By Senad Karaahmetovic
Citi analyst Paul Lejuez made a series of rating changes in the firm’s research coverage of North America Apparel/Footwear/Textiles.
The analyst says stars are now “misaligned” after a robust 2021 year. A pullback in discretionary categories is taking place on the back of the slowing demand, which is a result of the lack of stimulus and the higher prices.
“Companies are facing higher-than-expected pressure following escalation of fuel/supply chain costs resulting from the war in Ukraine. Companies should look to pass thru higher costs to the consumer, but this will likely be harder than it was in 2021 given high inventory levels relative to sales. This is especially true in apparel where promos are already increasing (cool weather in 1Q didn’t help). It is this dynamic that is driving significant reductions to our earnings estimates for several companies,” Lejuez said in a client note.
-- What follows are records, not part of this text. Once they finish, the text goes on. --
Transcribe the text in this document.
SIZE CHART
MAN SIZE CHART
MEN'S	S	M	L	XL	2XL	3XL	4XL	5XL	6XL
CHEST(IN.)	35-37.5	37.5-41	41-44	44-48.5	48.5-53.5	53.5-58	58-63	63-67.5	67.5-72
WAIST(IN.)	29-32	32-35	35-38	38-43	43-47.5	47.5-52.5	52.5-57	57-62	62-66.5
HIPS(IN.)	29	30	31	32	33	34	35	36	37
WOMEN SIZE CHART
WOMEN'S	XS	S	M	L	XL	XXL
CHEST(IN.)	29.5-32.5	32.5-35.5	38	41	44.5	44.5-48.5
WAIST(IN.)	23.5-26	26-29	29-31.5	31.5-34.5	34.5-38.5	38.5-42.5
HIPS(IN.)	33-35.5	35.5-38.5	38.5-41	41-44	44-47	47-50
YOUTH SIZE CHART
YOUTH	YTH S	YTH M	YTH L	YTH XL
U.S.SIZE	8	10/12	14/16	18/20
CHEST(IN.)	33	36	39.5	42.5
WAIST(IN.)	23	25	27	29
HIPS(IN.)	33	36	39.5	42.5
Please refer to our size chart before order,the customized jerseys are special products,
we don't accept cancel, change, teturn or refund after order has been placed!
The analyst made moves after Walmart (NYSE:WMT), Gap (NYSE:GPS), and Target (NYSE:TGT) all reported excess inventory.
All in all, Citi downgraded Abercrombie & Fitch (NYSE:ANF), American Eagle Outfitters (NYSE:AEO), Under Armour (NYSE:UAA), and Kohl's (NYSE:KSS) to Neutral from Buy. The analyst also double-cut Carter's (NYSE:CRI) to Sell from Buy, while Gap and Children's Place (NASDAQ:PLCE) are also downgraded to Sell from Neutral.
Urban Outfitters (NASDAQ:URBN) is the only stock that is reaffirmed at Buy.